混合SLM-LMD增材制造17-4pH不锈钢的显微组织、力学性能和腐蚀行为

本研究系统地研究了混合增材制造（AM）工艺制备的17-4pH不锈钢的微观结构、力学性能和耐腐蚀性。这种混合方法旨在通过将SLM的高精度和精细微观结构与LMD的高沉积效率相结合，克服单工艺AM在生产或修复大型零件方面的局限性。通过微观结构表征（SEM， EBSD），力学测试（显微硬度，拉伸）和电化学测量，将混合AM生产的样品与单一SLM或LMD生产的样品进行比较。主要发现包括：(1)混合处理的17-4pH具有稳定的组成，在SLM-LMD界面上没有波动。混合过程中LMD的高热量输入显著改变了SLM基体中γ -奥氏体的含量（例如，LMD-SLM的SLM侧含量为16.1%，而单工艺SLM- ht样品中的含量为2.38%）。(2)热处理后的SLM硬度峰值为340 HV0.5，而沉积态的SLM硬度最低，为220 HV0.5。混合样品显示硬度变化<；50 HV0.5的区域和~ 800 μm宽的热影响区。拉伸试验显示出各向异性：在XOY平面，LMD-SLM达到1030 MPa (UTS) / 26.41%（伸长率），而SLM-LMD为966 MPa / 27.16%；在yz面，两种杂化试样的拉伸强度均超过1000 MPa，伸长率均超过60%，无界面断裂。(3)在耐蚀性方面，沉积态SLM样品表现最好，其次是沉积态LMD。经过热处理后，SLM样品的耐蚀性明显降低。SLM- lmd混合样品的耐腐蚀性与热处理后的SLM样品相当。这些结果证实了SLM-LMD混合工艺用于17-4pH组件的高性能修复/再制造的可行性，为航空航天和能源应用中至关重要的微结构-性能关系提供了有价值的见解。

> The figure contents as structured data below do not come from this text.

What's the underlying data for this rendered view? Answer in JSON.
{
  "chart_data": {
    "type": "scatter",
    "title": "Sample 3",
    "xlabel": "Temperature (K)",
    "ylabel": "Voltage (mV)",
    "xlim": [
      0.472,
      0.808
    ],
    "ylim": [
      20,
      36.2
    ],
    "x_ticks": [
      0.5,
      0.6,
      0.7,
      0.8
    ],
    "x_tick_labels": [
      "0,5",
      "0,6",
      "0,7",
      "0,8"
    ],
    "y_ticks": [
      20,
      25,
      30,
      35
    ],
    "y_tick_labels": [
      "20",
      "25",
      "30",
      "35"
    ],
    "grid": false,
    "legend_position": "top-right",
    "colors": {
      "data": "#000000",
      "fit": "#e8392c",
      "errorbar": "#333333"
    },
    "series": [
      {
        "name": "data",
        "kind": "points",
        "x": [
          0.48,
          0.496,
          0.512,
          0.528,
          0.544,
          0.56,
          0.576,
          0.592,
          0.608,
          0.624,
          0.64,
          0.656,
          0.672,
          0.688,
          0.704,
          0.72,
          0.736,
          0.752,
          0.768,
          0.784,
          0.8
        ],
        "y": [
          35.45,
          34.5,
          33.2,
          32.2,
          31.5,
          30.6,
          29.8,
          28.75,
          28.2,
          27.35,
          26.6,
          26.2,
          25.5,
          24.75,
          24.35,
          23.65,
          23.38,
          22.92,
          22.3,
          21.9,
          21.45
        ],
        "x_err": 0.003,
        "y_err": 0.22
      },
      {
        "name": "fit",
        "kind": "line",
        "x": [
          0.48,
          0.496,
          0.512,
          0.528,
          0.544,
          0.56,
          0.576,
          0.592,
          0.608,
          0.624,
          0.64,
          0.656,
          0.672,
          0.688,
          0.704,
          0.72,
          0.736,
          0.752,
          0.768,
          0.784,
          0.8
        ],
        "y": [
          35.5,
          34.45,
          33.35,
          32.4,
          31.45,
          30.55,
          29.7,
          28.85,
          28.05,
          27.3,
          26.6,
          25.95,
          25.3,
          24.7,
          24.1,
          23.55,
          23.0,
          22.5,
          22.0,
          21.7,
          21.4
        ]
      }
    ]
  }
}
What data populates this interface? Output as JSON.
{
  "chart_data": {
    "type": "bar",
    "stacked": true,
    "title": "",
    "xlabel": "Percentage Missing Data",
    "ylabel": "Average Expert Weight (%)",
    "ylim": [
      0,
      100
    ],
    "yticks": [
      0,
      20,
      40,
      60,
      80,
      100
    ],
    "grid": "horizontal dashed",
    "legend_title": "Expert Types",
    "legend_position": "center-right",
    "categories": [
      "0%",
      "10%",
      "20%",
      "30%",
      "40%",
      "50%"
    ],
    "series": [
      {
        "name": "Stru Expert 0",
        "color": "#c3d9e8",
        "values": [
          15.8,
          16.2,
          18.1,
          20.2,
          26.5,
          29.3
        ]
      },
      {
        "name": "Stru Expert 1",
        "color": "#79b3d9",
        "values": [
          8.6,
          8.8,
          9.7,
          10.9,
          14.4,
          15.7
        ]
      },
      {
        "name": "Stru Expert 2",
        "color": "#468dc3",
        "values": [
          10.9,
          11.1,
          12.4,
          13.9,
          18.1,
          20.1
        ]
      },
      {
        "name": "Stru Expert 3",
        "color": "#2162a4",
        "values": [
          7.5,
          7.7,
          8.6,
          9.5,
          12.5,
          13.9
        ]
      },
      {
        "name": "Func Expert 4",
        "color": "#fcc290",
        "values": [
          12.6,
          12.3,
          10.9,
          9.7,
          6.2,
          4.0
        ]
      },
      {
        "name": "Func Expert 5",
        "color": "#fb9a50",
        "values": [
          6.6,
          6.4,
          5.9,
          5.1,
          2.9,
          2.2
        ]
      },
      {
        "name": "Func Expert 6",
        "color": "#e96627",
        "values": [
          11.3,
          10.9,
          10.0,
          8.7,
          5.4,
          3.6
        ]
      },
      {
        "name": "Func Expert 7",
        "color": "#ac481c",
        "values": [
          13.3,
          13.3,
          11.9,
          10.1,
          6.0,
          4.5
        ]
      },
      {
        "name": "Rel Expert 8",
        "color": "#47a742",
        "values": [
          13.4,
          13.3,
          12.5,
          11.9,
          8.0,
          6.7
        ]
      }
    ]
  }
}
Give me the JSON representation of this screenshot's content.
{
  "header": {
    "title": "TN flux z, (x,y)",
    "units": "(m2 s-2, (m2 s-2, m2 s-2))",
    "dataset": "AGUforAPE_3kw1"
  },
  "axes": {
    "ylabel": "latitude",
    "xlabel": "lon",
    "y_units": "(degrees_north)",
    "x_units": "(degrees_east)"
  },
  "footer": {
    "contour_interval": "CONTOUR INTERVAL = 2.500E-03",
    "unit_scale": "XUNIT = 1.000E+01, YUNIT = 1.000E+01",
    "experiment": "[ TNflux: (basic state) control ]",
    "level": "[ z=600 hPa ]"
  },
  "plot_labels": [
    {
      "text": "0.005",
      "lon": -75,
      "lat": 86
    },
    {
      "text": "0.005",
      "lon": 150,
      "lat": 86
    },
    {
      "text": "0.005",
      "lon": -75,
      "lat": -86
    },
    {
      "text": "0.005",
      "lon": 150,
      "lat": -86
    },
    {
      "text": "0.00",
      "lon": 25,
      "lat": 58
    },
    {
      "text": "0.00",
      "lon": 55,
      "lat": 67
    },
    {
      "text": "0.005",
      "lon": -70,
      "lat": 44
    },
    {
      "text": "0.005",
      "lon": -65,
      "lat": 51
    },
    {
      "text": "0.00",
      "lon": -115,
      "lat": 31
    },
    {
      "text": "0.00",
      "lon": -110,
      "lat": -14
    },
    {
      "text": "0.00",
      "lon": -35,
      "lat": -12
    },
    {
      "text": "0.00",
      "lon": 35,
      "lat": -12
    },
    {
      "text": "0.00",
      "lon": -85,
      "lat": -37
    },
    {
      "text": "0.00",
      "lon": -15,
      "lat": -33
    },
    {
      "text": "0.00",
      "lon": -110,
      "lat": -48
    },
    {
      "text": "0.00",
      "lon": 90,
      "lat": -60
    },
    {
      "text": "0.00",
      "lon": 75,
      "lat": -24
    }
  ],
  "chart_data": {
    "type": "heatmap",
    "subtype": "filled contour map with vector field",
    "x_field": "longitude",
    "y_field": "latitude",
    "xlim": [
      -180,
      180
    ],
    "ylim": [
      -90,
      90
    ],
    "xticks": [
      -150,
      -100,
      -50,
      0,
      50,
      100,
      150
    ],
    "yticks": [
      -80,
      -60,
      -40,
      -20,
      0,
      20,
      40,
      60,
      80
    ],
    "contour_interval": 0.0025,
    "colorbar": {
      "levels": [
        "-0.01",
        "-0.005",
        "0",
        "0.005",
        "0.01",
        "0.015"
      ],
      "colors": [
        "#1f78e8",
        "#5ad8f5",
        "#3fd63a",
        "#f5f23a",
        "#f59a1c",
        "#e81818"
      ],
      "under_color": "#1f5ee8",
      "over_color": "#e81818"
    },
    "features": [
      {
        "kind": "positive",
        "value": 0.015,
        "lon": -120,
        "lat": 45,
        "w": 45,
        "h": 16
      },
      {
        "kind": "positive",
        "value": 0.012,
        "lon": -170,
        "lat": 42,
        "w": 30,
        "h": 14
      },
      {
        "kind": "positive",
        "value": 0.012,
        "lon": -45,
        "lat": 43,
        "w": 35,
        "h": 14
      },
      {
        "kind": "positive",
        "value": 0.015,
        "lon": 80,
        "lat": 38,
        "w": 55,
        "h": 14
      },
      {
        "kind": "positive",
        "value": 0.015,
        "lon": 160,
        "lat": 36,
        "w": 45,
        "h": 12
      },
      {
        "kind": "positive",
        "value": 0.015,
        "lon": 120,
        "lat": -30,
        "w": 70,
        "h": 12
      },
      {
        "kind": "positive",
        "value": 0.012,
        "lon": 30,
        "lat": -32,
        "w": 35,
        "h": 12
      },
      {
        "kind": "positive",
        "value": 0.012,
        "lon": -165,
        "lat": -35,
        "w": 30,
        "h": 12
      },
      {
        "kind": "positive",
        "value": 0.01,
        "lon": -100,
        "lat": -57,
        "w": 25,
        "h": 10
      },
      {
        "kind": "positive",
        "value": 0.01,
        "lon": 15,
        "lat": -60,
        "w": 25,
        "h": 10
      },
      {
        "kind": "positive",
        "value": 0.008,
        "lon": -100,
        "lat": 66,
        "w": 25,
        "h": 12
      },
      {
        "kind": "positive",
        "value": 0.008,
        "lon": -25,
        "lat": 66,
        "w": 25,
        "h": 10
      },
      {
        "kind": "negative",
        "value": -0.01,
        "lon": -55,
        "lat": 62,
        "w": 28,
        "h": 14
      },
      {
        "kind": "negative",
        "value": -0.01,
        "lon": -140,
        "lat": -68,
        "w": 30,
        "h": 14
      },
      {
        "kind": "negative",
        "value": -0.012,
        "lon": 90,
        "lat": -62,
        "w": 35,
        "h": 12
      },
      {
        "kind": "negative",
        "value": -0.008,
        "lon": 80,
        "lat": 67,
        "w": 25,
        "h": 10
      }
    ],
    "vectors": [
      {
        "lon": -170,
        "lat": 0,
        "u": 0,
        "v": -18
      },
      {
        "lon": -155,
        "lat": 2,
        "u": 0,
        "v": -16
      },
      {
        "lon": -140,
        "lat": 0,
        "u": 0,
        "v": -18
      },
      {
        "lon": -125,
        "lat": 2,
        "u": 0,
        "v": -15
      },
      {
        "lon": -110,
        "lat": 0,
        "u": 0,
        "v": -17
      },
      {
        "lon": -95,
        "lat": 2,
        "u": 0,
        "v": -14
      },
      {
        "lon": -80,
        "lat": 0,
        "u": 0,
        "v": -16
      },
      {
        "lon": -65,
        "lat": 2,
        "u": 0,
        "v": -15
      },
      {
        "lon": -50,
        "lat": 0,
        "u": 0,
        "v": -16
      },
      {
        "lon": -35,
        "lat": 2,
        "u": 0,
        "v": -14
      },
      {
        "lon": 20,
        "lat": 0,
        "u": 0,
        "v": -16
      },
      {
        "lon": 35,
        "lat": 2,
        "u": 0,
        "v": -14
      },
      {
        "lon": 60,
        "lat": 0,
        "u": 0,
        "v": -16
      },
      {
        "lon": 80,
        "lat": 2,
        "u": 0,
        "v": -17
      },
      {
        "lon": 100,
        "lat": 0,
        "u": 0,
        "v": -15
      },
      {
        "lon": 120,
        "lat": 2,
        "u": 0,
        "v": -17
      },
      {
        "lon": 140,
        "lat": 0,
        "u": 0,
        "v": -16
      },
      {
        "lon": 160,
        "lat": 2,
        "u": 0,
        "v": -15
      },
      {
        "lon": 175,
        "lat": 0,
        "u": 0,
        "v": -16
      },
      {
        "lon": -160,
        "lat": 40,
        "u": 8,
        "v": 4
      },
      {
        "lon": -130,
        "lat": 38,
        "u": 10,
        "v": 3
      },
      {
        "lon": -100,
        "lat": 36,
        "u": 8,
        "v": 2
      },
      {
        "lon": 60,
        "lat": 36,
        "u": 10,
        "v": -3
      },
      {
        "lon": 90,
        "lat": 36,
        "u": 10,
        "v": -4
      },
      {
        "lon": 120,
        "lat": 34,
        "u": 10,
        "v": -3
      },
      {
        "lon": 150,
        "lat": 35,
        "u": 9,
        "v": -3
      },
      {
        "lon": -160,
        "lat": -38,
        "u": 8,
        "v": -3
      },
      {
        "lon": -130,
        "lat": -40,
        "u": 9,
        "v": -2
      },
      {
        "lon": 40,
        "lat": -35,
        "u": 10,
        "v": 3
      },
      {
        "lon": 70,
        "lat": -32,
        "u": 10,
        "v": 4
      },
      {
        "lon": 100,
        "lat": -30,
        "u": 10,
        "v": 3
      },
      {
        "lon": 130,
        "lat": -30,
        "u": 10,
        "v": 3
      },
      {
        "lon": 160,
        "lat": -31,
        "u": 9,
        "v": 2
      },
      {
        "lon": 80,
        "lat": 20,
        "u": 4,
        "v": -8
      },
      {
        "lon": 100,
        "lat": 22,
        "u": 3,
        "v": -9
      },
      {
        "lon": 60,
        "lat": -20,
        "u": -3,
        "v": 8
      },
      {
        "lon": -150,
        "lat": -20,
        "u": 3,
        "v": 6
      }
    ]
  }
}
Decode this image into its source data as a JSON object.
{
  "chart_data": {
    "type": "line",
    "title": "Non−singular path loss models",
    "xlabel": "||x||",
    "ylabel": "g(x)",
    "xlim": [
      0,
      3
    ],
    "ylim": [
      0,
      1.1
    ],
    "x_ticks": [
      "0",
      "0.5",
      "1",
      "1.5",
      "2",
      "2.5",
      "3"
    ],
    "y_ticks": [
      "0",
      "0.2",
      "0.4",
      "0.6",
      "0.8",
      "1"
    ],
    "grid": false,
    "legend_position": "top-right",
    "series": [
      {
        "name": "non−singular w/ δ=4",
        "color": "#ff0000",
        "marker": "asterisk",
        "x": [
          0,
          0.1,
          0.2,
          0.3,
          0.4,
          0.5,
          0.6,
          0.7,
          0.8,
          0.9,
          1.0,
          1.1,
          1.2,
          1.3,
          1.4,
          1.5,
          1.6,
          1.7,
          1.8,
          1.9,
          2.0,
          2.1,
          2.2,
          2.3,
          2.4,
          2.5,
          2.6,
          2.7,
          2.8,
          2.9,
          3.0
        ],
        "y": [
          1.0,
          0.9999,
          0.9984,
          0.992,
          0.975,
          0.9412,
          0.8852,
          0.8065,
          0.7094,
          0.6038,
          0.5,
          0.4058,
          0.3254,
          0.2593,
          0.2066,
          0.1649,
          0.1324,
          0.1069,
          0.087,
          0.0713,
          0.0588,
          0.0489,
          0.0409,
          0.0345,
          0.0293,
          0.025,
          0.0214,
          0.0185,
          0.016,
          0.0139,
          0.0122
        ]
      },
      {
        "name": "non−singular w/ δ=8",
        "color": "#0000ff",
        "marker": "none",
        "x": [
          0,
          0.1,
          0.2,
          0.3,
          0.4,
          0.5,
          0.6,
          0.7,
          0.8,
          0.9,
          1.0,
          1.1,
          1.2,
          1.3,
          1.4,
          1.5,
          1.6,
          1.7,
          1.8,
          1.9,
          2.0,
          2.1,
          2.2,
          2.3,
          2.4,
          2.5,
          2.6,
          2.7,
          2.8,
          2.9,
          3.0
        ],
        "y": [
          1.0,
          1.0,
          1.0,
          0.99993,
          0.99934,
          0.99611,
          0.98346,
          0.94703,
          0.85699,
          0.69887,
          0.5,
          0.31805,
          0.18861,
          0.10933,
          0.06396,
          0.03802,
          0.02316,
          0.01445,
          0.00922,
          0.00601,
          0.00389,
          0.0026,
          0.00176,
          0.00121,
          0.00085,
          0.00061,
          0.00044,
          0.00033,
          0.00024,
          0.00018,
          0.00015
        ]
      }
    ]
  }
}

本文章由计算机程序翻译，如有差异，请以英文原文为准。

求助全文

约1分钟内获得全文求助全文

来源期刊

Materials Characterization 工程技术-材料科学：表征与测试

CiteScore

7.60

自引率

8.50%

发文量

746

审稿时长

36 days

期刊介绍： Materials Characterization features original articles and state-of-the-art reviews on theoretical and practical aspects of the structure and behaviour of materials. The Journal focuses on all characterization techniques, including all forms of microscopy (light, electron, acoustic, etc.,) and analysis (especially microanalysis and surface analytical techniques). Developments in both this wide range of techniques and their application to the quantification of the microstructure of materials are essential facets of the Journal. The Journal provides the Materials Scientist/Engineer with up-to-date information on many types of materials with an underlying theme of explaining the behavior of materials using novel approaches. Materials covered by the journal include: Metals & Alloys Ceramics Nanomaterials Biomedical materials Optical materials Composites Natural Materials.